1. NDA Submission Completed
PolyPid submitted a complete NDA for D-PLEX100 on June 1, 2026, seeking FDA acceptance and a PDUFA decision in Q1 2027. The application benefited from a $4.3 million fee waiver granted in March and carries Breakthrough, Fast Track and QIDP designations.
2. SHIELD II Phase 3 Trial Success
In the 798-patient SHIELD II trial, D-PLEX100 achieved a 60% relative reduction in surgical site infections (p=0.0013) across colorectal surgeries, meeting all primary and key secondary endpoints. A follow-on analysis also showed reduced infection severity, which could shorten hospital stays and lower costs.

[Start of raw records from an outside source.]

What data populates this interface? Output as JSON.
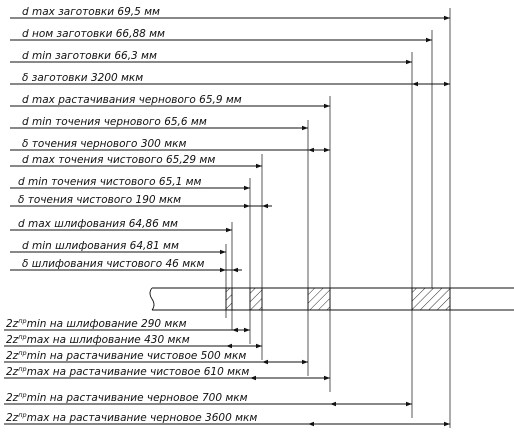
{
  "top_labels": [
    {
      "id": "d_max_blank",
      "text": "d max заготовки 69,5 мм"
    },
    {
      "id": "d_nom_blank",
      "text": "d ном заготовки 66,88 мм"
    },
    {
      "id": "d_min_blank",
      "text": "d min заготовки 66,3 мм"
    },
    {
      "id": "delta_blank",
      "text": "δ заготовки 3200 мкм"
    },
    {
      "id": "d_max_rough_bore",
      "text": "d max растачивания чернового 65,9 мм"
    },
    {
      "id": "d_min_rough_turn",
      "text": "d min точения чернового 65,6 мм"
    },
    {
      "id": "delta_rough_turn",
      "text": "δ точения чернового 300 мкм"
    },
    {
      "id": "d_max_finish_turn",
      "text": "d max точения чистового 65,29 мм"
    },
    {
      "id": "d_min_finish_turn",
      "text": "d min точения чистового 65,1 мм"
    },
    {
      "id": "delta_finish_turn",
      "text": "δ точения чистового 190 мкм"
    },
    {
      "id": "d_max_grind",
      "text": "d max шлифования 64,86 мм"
    },
    {
      "id": "d_min_grind",
      "text": "d min шлифования 64,81 мм"
    },
    {
      "id": "delta_finish_grind",
      "text": "δ шлифования чистового 46 мкм"
    }
  ],
  "bottom_labels": [
    {
      "id": "z_min_grind",
      "base": "2z",
      "sup": "пр",
      "text": "min на шлифование 290 мкм"
    },
    {
      "id": "z_max_grind",
      "base": "2z",
      "sup": "пр",
      "text": "max на шлифование 430 мкм"
    },
    {
      "id": "z_min_finish_bore",
      "base": "2z",
      "sup": "пр",
      "text": "min на растачивание чистовое 500 мкм"
    },
    {
      "id": "z_max_finish_bore",
      "base": "2z",
      "sup": "пр",
      "text": "max на растачивание чистовое 610 мкм"
    },
    {
      "id": "z_min_rough_bore",
      "base": "2z",
      "sup": "пр",
      "text": "min   на растачивание черновое 700 мкм"
    },
    {
      "id": "z_max_rough_bore",
      "base": "2z",
      "sup": "пр",
      "text": "max на растачивание черновое 3600 мкм"
    }
  ]
}
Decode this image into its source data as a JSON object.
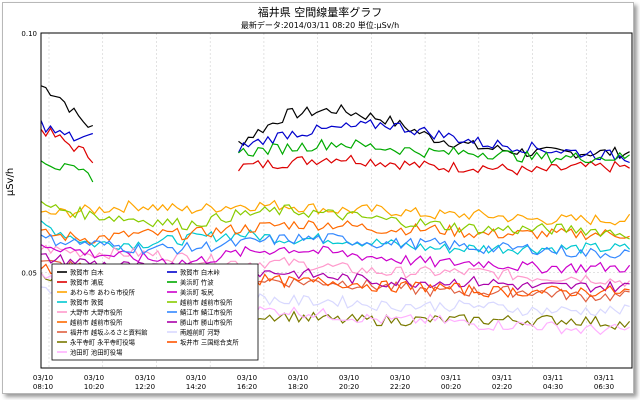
{
  "chart_data": {
    "type": "line",
    "title": "福井県 空間線量率グラフ",
    "subtitle": "最新データ:2014/03/11 08:20 単位:μSv/h",
    "ylabel": "μSv/h",
    "ylim": [
      0.03,
      0.1
    ],
    "y_ticks": [
      "0.10",
      "0.05"
    ],
    "y_tick_values": [
      0.1,
      0.05
    ],
    "x_ticks": [
      [
        "03/10",
        "08:10"
      ],
      [
        "03/10",
        "10:20"
      ],
      [
        "03/10",
        "12:20"
      ],
      [
        "03/10",
        "14:20"
      ],
      [
        "03/10",
        "16:20"
      ],
      [
        "03/10",
        "18:20"
      ],
      [
        "03/10",
        "20:20"
      ],
      [
        "03/10",
        "22:20"
      ],
      [
        "03/11",
        "00:20"
      ],
      [
        "03/11",
        "02:20"
      ],
      [
        "03/11",
        "04:30"
      ],
      [
        "03/11",
        "06:30"
      ]
    ],
    "x_range_hours": [
      8.1667,
      32.5
    ],
    "grid": true,
    "legend_position": "bottom-left",
    "series": [
      {
        "name": "敦賀市 白木",
        "color": "#000000",
        "segments": [
          [
            8.17,
            10.3,
            [
              0.089,
              0.087,
              0.083,
              0.08
            ]
          ],
          [
            16.3,
            32.4,
            [
              0.077,
              0.083,
              0.084,
              0.082,
              0.078,
              0.076,
              0.075,
              0.075,
              0.075
            ]
          ]
        ]
      },
      {
        "name": "敦賀市 浦底",
        "color": "#dd0000",
        "segments": [
          [
            8.17,
            10.3,
            [
              0.08,
              0.078,
              0.076,
              0.074
            ]
          ],
          [
            16.3,
            32.4,
            [
              0.072,
              0.073,
              0.074,
              0.073,
              0.072,
              0.072,
              0.071,
              0.072,
              0.072
            ]
          ]
        ]
      },
      {
        "name": "あわら市 あわら市役所",
        "color": "#ffa500",
        "segments": [
          [
            8.17,
            32.4,
            [
              0.062,
              0.063,
              0.064,
              0.063,
              0.064,
              0.064,
              0.063,
              0.063,
              0.062,
              0.062,
              0.061,
              0.061,
              0.061
            ]
          ]
        ]
      },
      {
        "name": "敦賀市 敦賀",
        "color": "#00c8d0",
        "segments": [
          [
            8.17,
            32.4,
            [
              0.06,
              0.056,
              0.056,
              0.057,
              0.058,
              0.057,
              0.057,
              0.056,
              0.055,
              0.055,
              0.055,
              0.055,
              0.055
            ]
          ]
        ]
      },
      {
        "name": "大野市 大野市役所",
        "color": "#ff99cc",
        "segments": [
          [
            8.17,
            32.4,
            [
              0.055,
              0.054,
              0.054,
              0.053,
              0.052,
              0.052,
              0.051,
              0.05,
              0.05,
              0.05,
              0.049,
              0.049,
              0.048
            ]
          ]
        ]
      },
      {
        "name": "越前市 越前市役所",
        "color": "#ff6a00",
        "segments": [
          [
            8.17,
            32.4,
            [
              0.058,
              0.057,
              0.058,
              0.058,
              0.059,
              0.06,
              0.06,
              0.059,
              0.059,
              0.058,
              0.058,
              0.058,
              0.058
            ]
          ]
        ]
      },
      {
        "name": "福井市 越坂ふるさと資料館",
        "color": "#e06040",
        "segments": [
          [
            8.17,
            32.4,
            [
              0.052,
              0.051,
              0.05,
              0.049,
              0.049,
              0.048,
              0.048,
              0.047,
              0.046,
              0.046,
              0.046,
              0.045,
              0.045
            ]
          ]
        ]
      },
      {
        "name": "永平寺町 永平寺町役場",
        "color": "#7a7a00",
        "segments": [
          [
            8.17,
            32.4,
            [
              0.05,
              0.046,
              0.044,
              0.041,
              0.041,
              0.041,
              0.04,
              0.04,
              0.04,
              0.04,
              0.04,
              0.04,
              0.039
            ]
          ]
        ]
      },
      {
        "name": "池田町 池田町役場",
        "color": "#ffb0ff",
        "segments": [
          [
            8.17,
            32.4,
            [
              0.049,
              0.045,
              0.044,
              0.043,
              0.042,
              0.042,
              0.041,
              0.04,
              0.04,
              0.039,
              0.039,
              0.038,
              0.038
            ]
          ]
        ]
      },
      {
        "name": "敦賀市 白木峠",
        "color": "#0000cc",
        "segments": [
          [
            8.17,
            10.3,
            [
              0.081,
              0.079,
              0.078,
              0.078
            ]
          ],
          [
            16.3,
            32.4,
            [
              0.076,
              0.079,
              0.08,
              0.081,
              0.079,
              0.077,
              0.076,
              0.075,
              0.074
            ]
          ]
        ]
      },
      {
        "name": "美浜町 竹波",
        "color": "#00aa00",
        "segments": [
          [
            8.17,
            10.3,
            [
              0.074,
              0.072,
              0.071,
              0.07
            ]
          ],
          [
            16.3,
            32.4,
            [
              0.075,
              0.076,
              0.077,
              0.076,
              0.075,
              0.075,
              0.074,
              0.074,
              0.074
            ]
          ]
        ]
      },
      {
        "name": "美浜町 坂尻",
        "color": "#cc00cc",
        "segments": [
          [
            8.17,
            32.4,
            [
              0.056,
              0.054,
              0.053,
              0.052,
              0.054,
              0.055,
              0.054,
              0.053,
              0.052,
              0.052,
              0.051,
              0.051,
              0.051
            ]
          ]
        ]
      },
      {
        "name": "越前市 越前市役所",
        "color": "#88cc00",
        "segments": [
          [
            8.17,
            32.4,
            [
              0.064,
              0.062,
              0.061,
              0.06,
              0.062,
              0.063,
              0.062,
              0.061,
              0.06,
              0.059,
              0.059,
              0.059,
              0.058
            ]
          ]
        ]
      },
      {
        "name": "鯖江市 鯖江市役所",
        "color": "#3388ff",
        "segments": [
          [
            8.17,
            32.4,
            [
              0.057,
              0.056,
              0.055,
              0.055,
              0.056,
              0.057,
              0.057,
              0.056,
              0.056,
              0.055,
              0.055,
              0.054,
              0.054
            ]
          ]
        ]
      },
      {
        "name": "勝山市 勝山市役所",
        "color": "#aa00aa",
        "segments": [
          [
            8.17,
            32.4,
            [
              0.053,
              0.052,
              0.051,
              0.05,
              0.05,
              0.05,
              0.049,
              0.048,
              0.048,
              0.048,
              0.047,
              0.047,
              0.047
            ]
          ]
        ]
      },
      {
        "name": "南越前町 河野",
        "color": "#d8d8ff",
        "segments": [
          [
            8.17,
            32.4,
            [
              0.047,
              0.046,
              0.046,
              0.045,
              0.045,
              0.044,
              0.044,
              0.043,
              0.043,
              0.043,
              0.042,
              0.042,
              0.042
            ]
          ]
        ]
      },
      {
        "name": "坂井市 三国総合支所",
        "color": "#ff5500",
        "segments": [
          [
            8.17,
            32.4,
            [
              0.051,
              0.05,
              0.049,
              0.049,
              0.049,
              0.048,
              0.048,
              0.047,
              0.047,
              0.046,
              0.046,
              0.046,
              0.046
            ]
          ]
        ]
      }
    ]
  }
}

3. Strategic Valuation Comparison
Trading below a $100 million valuation, PolyPid’s asset contrasts with Eli Lilly’s $780 million Phase 1 SSI vaccine acquisition, highlighting a potential market re-rating opportunity. The disparity underscores how far more advanced candidates can attract premium valuations in surgical infection prevention.
4. Commercial and Reimbursement Outlook
With Centers for Medicare & Medicaid Services penalties tied to surgical site infections and a new 30-day complication accountability model, hospitals face stronger incentives for prophylactic therapies. PolyPid’s late-stage status and ongoing U.S. commercial partnership discussions position it for near-term deals.